Self 4,1 for MacOs?

Adriano apeluso at peg.it
Thu Nov 4 21:36:45 UTC 1999


>On Thu, 04 Nov 1999 17:15:46   Stefan Rieken wrote:
>>
>>Sun says that their new way of describing objects is better than
>>classes. Now I have always thought that a "class" is, in the first
>>place, nothing more than a naming convention.
>>
>>Can anybody explain to me what they are talking about then? &BTW: do you
>>agree with Sun, or is this just another "dot in com" talk?
>
>Stefan,
>
>For those of us not familiar with this New
>Way of the Sun, can you recap for us?

It's not only from Sun. They call it the classless model, or the prototype
based approach.

It was adopted by Gliphix too (http://www.glyphic.com/codeworks/intro.html)
and some other sperimental projects.

I visited some web sites, now I don't remember the addresses.

They call it the post object-oriented approach.

In simple words, in Self, as far as I understand,  there are no classes,
only istances.

If you want to create a new kind of objects, you choose an object similar
to the one you want to create and modify the copy.  So, you'll have a new
kind of objects.

If you need some more istances of that kind of object, you just COPY that
one and modify the data it contains.

Try   http://self.sunlabs.com/release/Self-4.0/Tutorial/

I read somewhere (I don't remember where) that this model was invented for
the "direct programming" sake. Manipulating actual objects instead that a
class (that will create istances) is better from the cognition psichology
point of view.

It was a conference about direct programming where a Man from the Self
group, one from the Newton Script group (Apple) and one from Gliphix met
and related.

If you want I can try to retrieve these docs; I still should have them,
somewhere.

What I appreciated of the Self enviroiment too, is the outliner idea.

EVERY object, in Self, is visualized as an outliner, where you can expand
and collapse the "slots" (where a slot can be a variable, a method or a
pointer to a superobject)

This solution gives you the opportunity to perceive the objects with your
senses.

Sometimes, in Squeak, you know an object is there but you can't actually
SEE it (especially the model ones).

And this is better than having an open browser, because in the browser, if
you choose a category, you can't see the methods in all the other
categories, and you can't see the variables; in an outliner you have ALL
you need in your sight.

Also, a very nice thing I saw in ObjectStudio is  the diagram of the apps.

You choose a class and it draws a diagram showing a sort of outliners
representing the objects and some lines from one outliner to another to
another to represent logical relationship between them.

They claim it's a UML-compliant diagram; I don't know UML, so I can't say.

What I really like of that is that it can give you ISTANTLY a feel of the
whole project.

I'm not a programmer so I have difficulties in reading the code.
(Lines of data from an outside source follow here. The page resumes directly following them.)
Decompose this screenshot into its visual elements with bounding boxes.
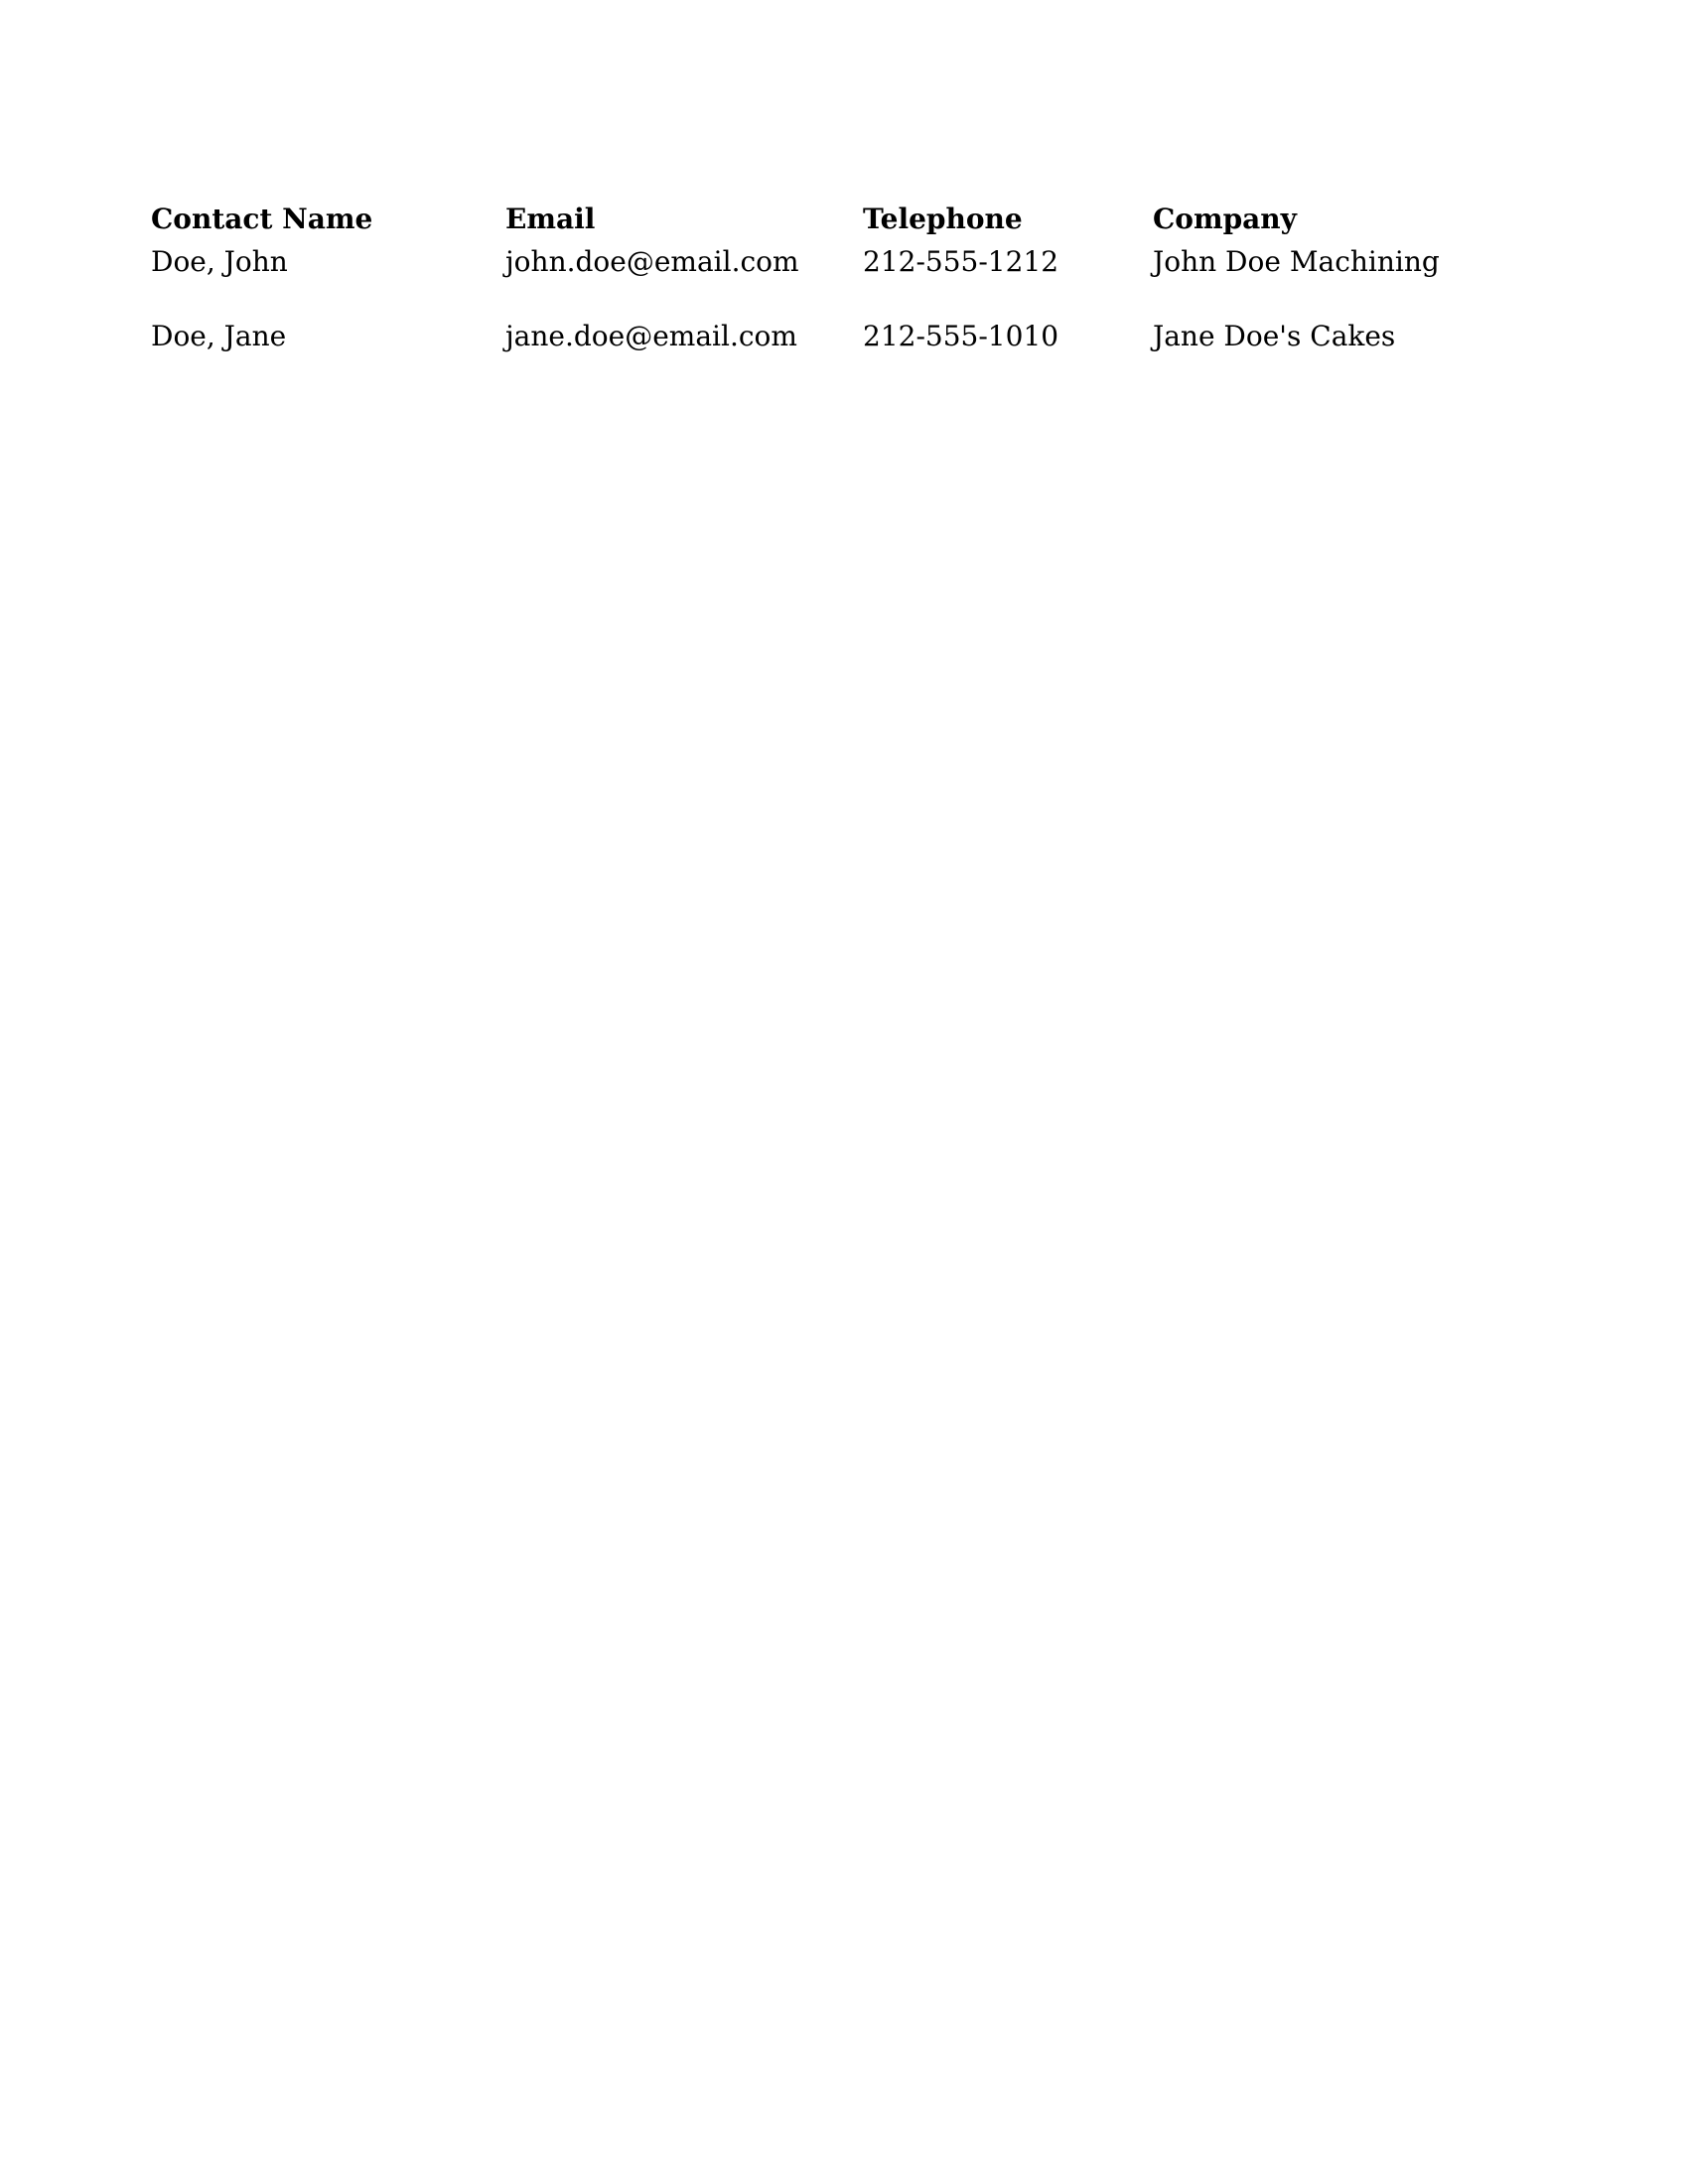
header-email: Email <box>505 203 596 235</box>
cell-email: john.doe@email.com <box>505 245 799 278</box>
cell-telephone: 212-555-1010 <box>863 320 1059 352</box>
table-body <box>151 240 1570 357</box>
cell-email: jane.doe@email.com <box>505 320 797 352</box>
header-telephone: Telephone <box>863 203 1023 235</box>
table-header <box>151 198 1570 240</box>
cell-contact-name: Doe, Jane <box>151 320 287 352</box>
header-row <box>151 198 1570 240</box>
cell-contact-name: Doe, John <box>151 245 288 278</box>
cell-company: John Doe Machining <box>1153 245 1440 278</box>
header-contact-name: Contact Name <box>151 203 373 235</box>
table-row <box>151 240 1570 315</box>
header-company: Company <box>1153 203 1297 235</box>
cell-telephone: 212-555-1212 <box>863 245 1059 278</box>
table-row <box>151 315 1570 357</box>
cell-company: Jane Doe's Cakes <box>1153 320 1396 352</box>
contacts-table <box>151 198 1570 357</box>
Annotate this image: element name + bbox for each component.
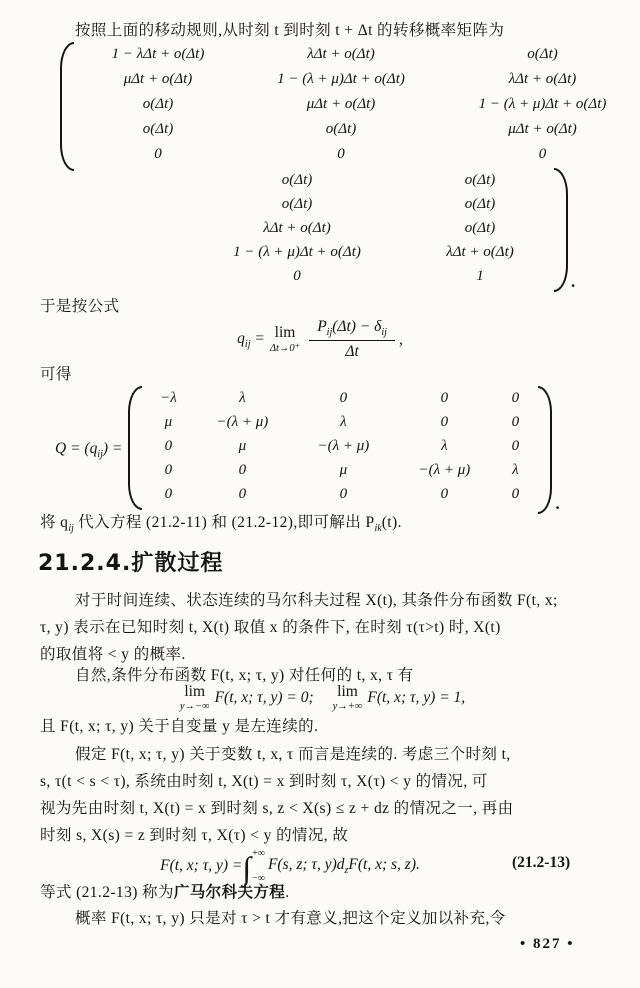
q-matrix-left-paren <box>128 386 142 510</box>
limit-body-1: F(t, x; τ, y) = 0; <box>214 689 314 707</box>
matrix-cell: o(Δt) <box>325 121 357 137</box>
matrix-cell: 0 <box>164 461 173 478</box>
para3-line1: 假定 F(t, x; τ, y) 关于变数 t, x, τ 而言是连续的. 考虑三个时刻 t, <box>75 746 511 763</box>
para3-line3: 视为先由时刻 t, X(t) = x 到时刻 s, z < X(s) ≤ z + dz 的情况之一, 再由 <box>40 800 514 817</box>
formula-comma: , <box>398 330 403 348</box>
transition-matrix-grid2 <box>188 168 554 292</box>
matrix-cell: 0 <box>238 461 247 478</box>
matrix-cell: o(Δt) <box>142 121 174 137</box>
q-matrix-period: . <box>555 494 560 513</box>
matrix-cell: 0 <box>164 437 173 454</box>
matrix-cell: λ <box>340 413 347 430</box>
matrix-cell: μΔt + o(Δt) <box>508 121 577 137</box>
matrix-cell: 0 <box>238 485 247 502</box>
para4-line: 等式 (21.2-13) 称为广马尔科夫方程. <box>40 884 290 901</box>
q-matrix-right-paren <box>538 386 552 514</box>
matrix-cell: −(λ + μ) <box>216 413 269 430</box>
eq13-integrand: F(s, z; τ, $y)d_zF(t$, x; s, z). <box>267 855 420 877</box>
matrix-cell: 0 <box>339 389 348 406</box>
matrix-cell: λ <box>239 389 246 406</box>
para2-close: 且 F(t, x; τ, y) 关于自变量 y 是左连续的. <box>40 718 319 735</box>
matrix-left-paren <box>60 42 74 171</box>
para5-line: 概率 F(t, x; τ, y) 只是对 τ > t 才有意义,把这个定义加以补充,令 <box>75 910 506 927</box>
matrix-cell: μΔt + o(Δt) <box>123 71 193 87</box>
matrix-cell: 0 <box>440 485 449 502</box>
matrix-cell: 0 <box>538 146 547 162</box>
para1-line2: τ, y) 表示在已知时刻 t, X(t) 取值 x 的条件下, 在时刻 τ(τ>t) 时, X(t) <box>40 619 501 636</box>
matrix-cell: λΔt + o(Δt) <box>508 71 577 87</box>
intro-line: 按照上面的移动规则,从时刻 t 到时刻 t + Δt 的转移概率矩阵为 <box>75 22 505 39</box>
integral-limits: +∞ −∞ <box>252 848 265 884</box>
matrix-cell: 0 <box>511 437 520 454</box>
equation-name-bold: 广马尔科夫方程 <box>173 884 286 901</box>
matrix-cell: μ <box>164 413 173 430</box>
q-matrix-lhs: $Q = (q_{ij})$ = <box>55 439 123 461</box>
matrix-cell: 0 <box>511 389 520 406</box>
matrix-cell: μ <box>238 437 247 454</box>
transition-matrix-grid1 <box>74 42 640 171</box>
then-line: 于是按公式 <box>40 298 120 315</box>
matrix-cell: λ <box>512 461 519 478</box>
matrix-cell: 0 <box>440 389 449 406</box>
matrix-cell: −(λ + μ) <box>418 461 471 478</box>
section-number: 21.2.4. <box>38 551 132 576</box>
matrix-cell: 1 − (λ + μ)Δt + o(Δt) <box>277 71 405 87</box>
matrix-cell: λΔt + o(Δt) <box>263 219 331 236</box>
transition-matrix-block1 <box>60 42 640 171</box>
page-number: • 827 • <box>520 936 575 952</box>
para2-intro: 自然,条件分布函数 F(t, x; τ, y) 对任何的 t, x, τ 有 <box>75 667 414 684</box>
fraction-denominator: Δt <box>345 343 359 361</box>
fraction <box>309 318 395 361</box>
limit-operator: lim y→+∞ <box>332 683 363 713</box>
matrix-right-paren <box>554 168 568 292</box>
matrix-cell: −(λ + μ) <box>317 437 370 454</box>
matrix-cell: 1 <box>476 267 484 284</box>
transition-matrix-block2 <box>188 168 575 292</box>
matrix-cell: 1 − (λ + μ)Δt + o(Δt) <box>233 243 361 260</box>
matrix-cell: o(Δt) <box>464 195 496 212</box>
matrix-cell: 0 <box>154 146 162 162</box>
integral-sign: ∫ <box>242 850 252 886</box>
para1-line3: 的取值将 < y 的概率. <box>40 646 186 663</box>
matrix-cell: λΔt + o(Δt) <box>446 243 514 260</box>
para3-line4: 时刻 s, X(s) = z 到时刻 τ, X(τ) < y 的情况, 故 <box>40 827 349 844</box>
matrix-cell: 0 <box>511 485 520 502</box>
matrix-cell: 0 <box>164 485 173 502</box>
limit-body-2: F(t, x; τ, y) = 1, <box>367 689 466 707</box>
subst-line: 将 $q_{ij}$ 代入方程 (21.2-11) 和 (21.2-12),即可解出 $P_{ik}(t)$. <box>40 514 402 535</box>
matrix-cell: λΔt + o(Δt) <box>307 46 375 62</box>
matrix-cell: −λ <box>160 389 177 406</box>
matrix-cell: 0 <box>511 413 520 430</box>
matrix-cell: 1 − (λ + μ)Δt + o(Δt) <box>478 96 607 112</box>
q-matrix <box>55 386 560 514</box>
limit-operator: lim Δt→0⁺ <box>269 324 301 354</box>
qij-limit-formula <box>0 318 640 361</box>
matrix-cell: μ <box>339 461 348 478</box>
matrix-cell: 0 <box>440 413 449 430</box>
para1-line1: 对于时间连续、状态连续的马尔科夫过程 X(t), 其条件分布函数 F(t, x; <box>75 592 558 609</box>
matrix-cell: 1 − λΔt + o(Δt) <box>111 46 205 62</box>
matrix-cell: o(Δt) <box>281 195 313 212</box>
limits-formula <box>0 684 640 712</box>
q-matrix-grid <box>142 386 538 514</box>
matrix-cell: o(Δt) <box>464 219 496 236</box>
section-heading <box>38 546 223 577</box>
eq13-lhs: F(t, x; τ, y) = <box>160 857 243 874</box>
get-line: 可得 <box>40 366 72 383</box>
matrix-cell: o(Δt) <box>142 96 174 112</box>
qij-lhs: $q_{ij}$ = <box>237 329 265 350</box>
matrix-cell: 0 <box>339 485 348 502</box>
matrix-cell: o(Δt) <box>464 171 496 188</box>
equation-number: (21.2-13) <box>512 854 571 871</box>
matrix-cell: λ <box>441 437 448 454</box>
matrix-cell: o(Δt) <box>527 46 558 62</box>
matrix-cell: μΔt + o(Δt) <box>306 96 376 112</box>
section-title: 扩散过程 <box>131 551 224 576</box>
matrix-period: . <box>571 272 576 291</box>
matrix-cell: 0 <box>293 267 301 284</box>
fraction-numerator: $P_{ij}(\Delta t) - \delta_{ij}$ <box>309 318 395 341</box>
limit-operator: lim y→−∞ <box>179 683 210 713</box>
para3-line2: s, τ(t < s < τ), 系统由时刻 t, X(t) = x 到时刻 τ, X(τ) < y 的情况, 可 <box>40 773 488 790</box>
matrix-cell: 0 <box>337 146 345 162</box>
matrix-cell: o(Δt) <box>281 171 313 188</box>
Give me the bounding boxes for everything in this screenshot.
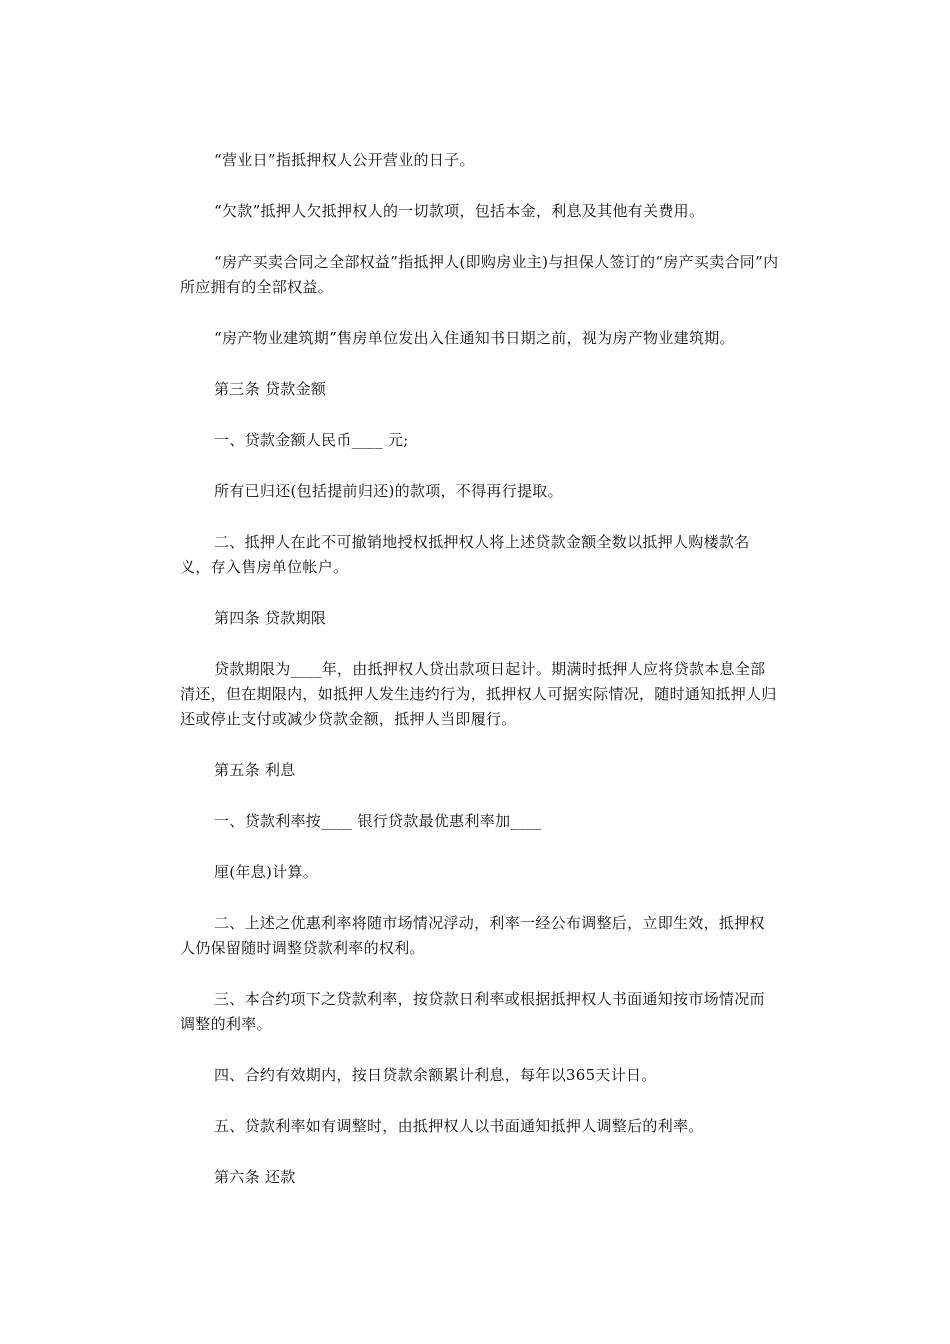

Sometimes
I see things I don't understand, I miis some relationships.

A diagram like that would help me A LOT to find my bearings (and to learn
the sintax too).

Maybe I already wrote it in  this list, sorry if I'm repeating.

Some time ago, when I sat in front of a computer for the first time, I
didn't know what a directory was, nor a doc or an executable file; I didn't
know what launching an app could mean.

I was in front of a Macintosh, so I learned quickly. Imagine me in front of
a unix shell.

Maybe I'd still be studying man pages.

Visual solutions maybe aren't more powerful that the other ones, but they
surely make the learning curve easier.